The smile was ugly. It gave a certain sportsman's pleasure to Napier's reply.

"She's a very clever person—is Miss von Schwarzenberg."

"Well, my experience with all these people," returned Singleton, easily, "is that the cleverest do the rashest things. Who takes care of Pforzheim's tracery of fortifications? Pforzheim? Not he. This woman, with twice his wits. And what do you think of her setting down in that idiotic diary full reports of conversations among officials? Some at dinner, some overheard. And do you think Number Eighteen—that is Pforzheim—do you think he was going to run the risk of having code messages traced to him? Not a bit of it. The compromising messages come to her."

"How do you know?"

Singleton dropped his long fingers on the orange envelope and played a brief tattoo.

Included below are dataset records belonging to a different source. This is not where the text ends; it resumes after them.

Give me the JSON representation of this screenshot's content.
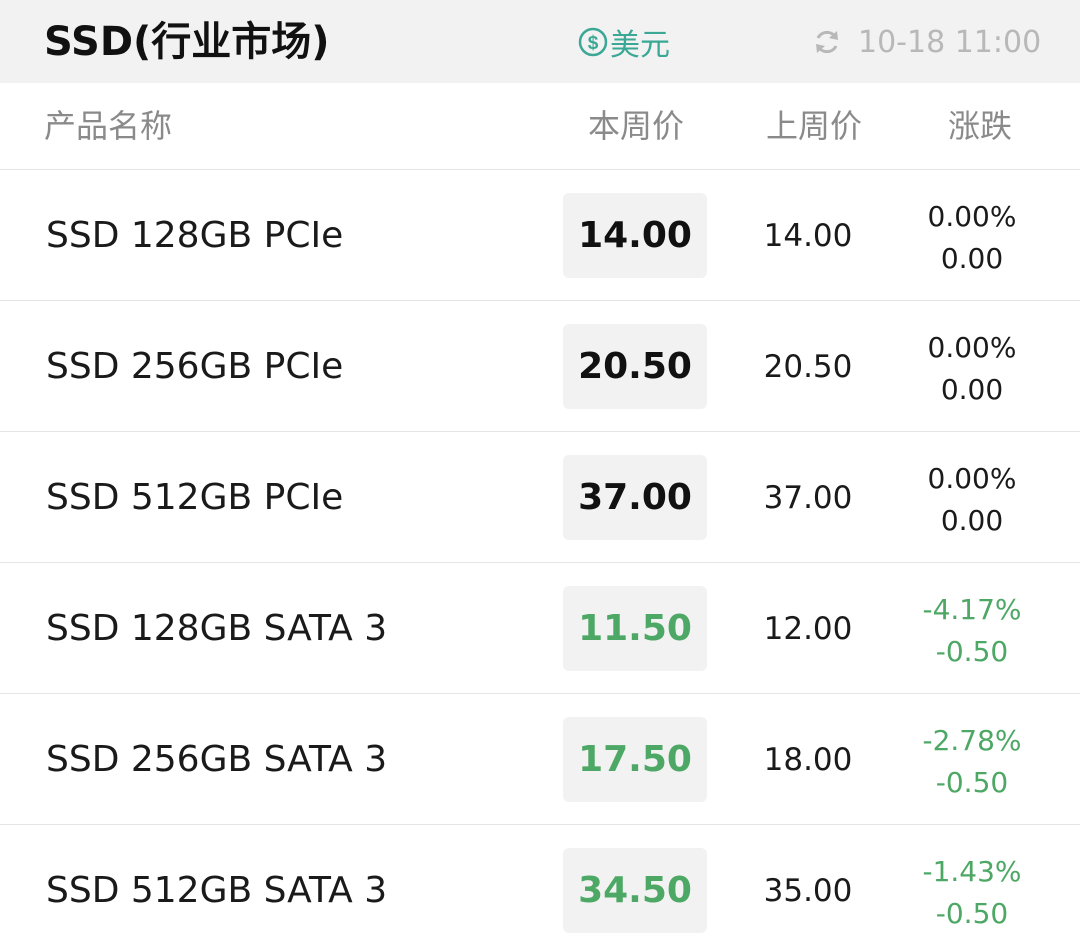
{
  "header": {
    "title": "SSD(行业市场)",
    "currency_label": "美元",
    "currency_icon": "dollar-coin-icon",
    "refresh_icon": "refresh-icon",
    "timestamp": "10-18 11:00"
  },
  "columns": {
    "name": "产品名称",
    "current_price": "本周价",
    "previous_price": "上周价",
    "change": "涨跌"
  },
  "colors": {
    "accent_teal": "#3aa894",
    "down_green": "#4ea865",
    "neutral_text": "#1a1a1a",
    "muted_text": "#8a8a8a"
  },
  "rows": [
    {
      "name": "SSD 128GB PCIe",
      "current": "14.00",
      "previous": "14.00",
      "change_pct": "0.00%",
      "change_abs": "0.00",
      "trend": "flat"
    },
    {
      "name": "SSD 256GB PCIe",
      "current": "20.50",
      "previous": "20.50",
      "change_pct": "0.00%",
      "change_abs": "0.00",
      "trend": "flat"
    },
    {
      "name": "SSD 512GB PCIe",
      "current": "37.00",
      "previous": "37.00",
      "change_pct": "0.00%",
      "change_abs": "0.00",
      "trend": "flat"
    },
    {
      "name": "SSD 128GB SATA 3",
      "current": "11.50",
      "previous": "12.00",
      "change_pct": "-4.17%",
      "change_abs": "-0.50",
      "trend": "down"
    },
    {
      "name": "SSD 256GB SATA 3",
      "current": "17.50",
      "previous": "18.00",
      "change_pct": "-2.78%",
      "change_abs": "-0.50",
      "trend": "down"
    },
    {
      "name": "SSD 512GB SATA 3",
      "current": "34.50",
      "previous": "35.00",
      "change_pct": "-1.43%",
      "change_abs": "-0.50",
      "trend": "down"
    }
  ]
}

"We stopped another of the same sort, signed in her name, this morning at the local post-office."

"And you could read it?"

"Anybody could read it. Order on an Amsterdam broker to buy Tarapaca nitrates."

"And what did that tell you?"

"Absolutely nothing. We've tapped messages of the same sort before."

"Then you are no forrader."

"We weren't when we got here this afternoon." Although the conversation had been carried on in low-voiced French, Singleton leaned over the table and dropped out the next sentence in a tone that barely escaped the suspicion-stirring whisper, "Grindley found a French dictionary in her writing-table."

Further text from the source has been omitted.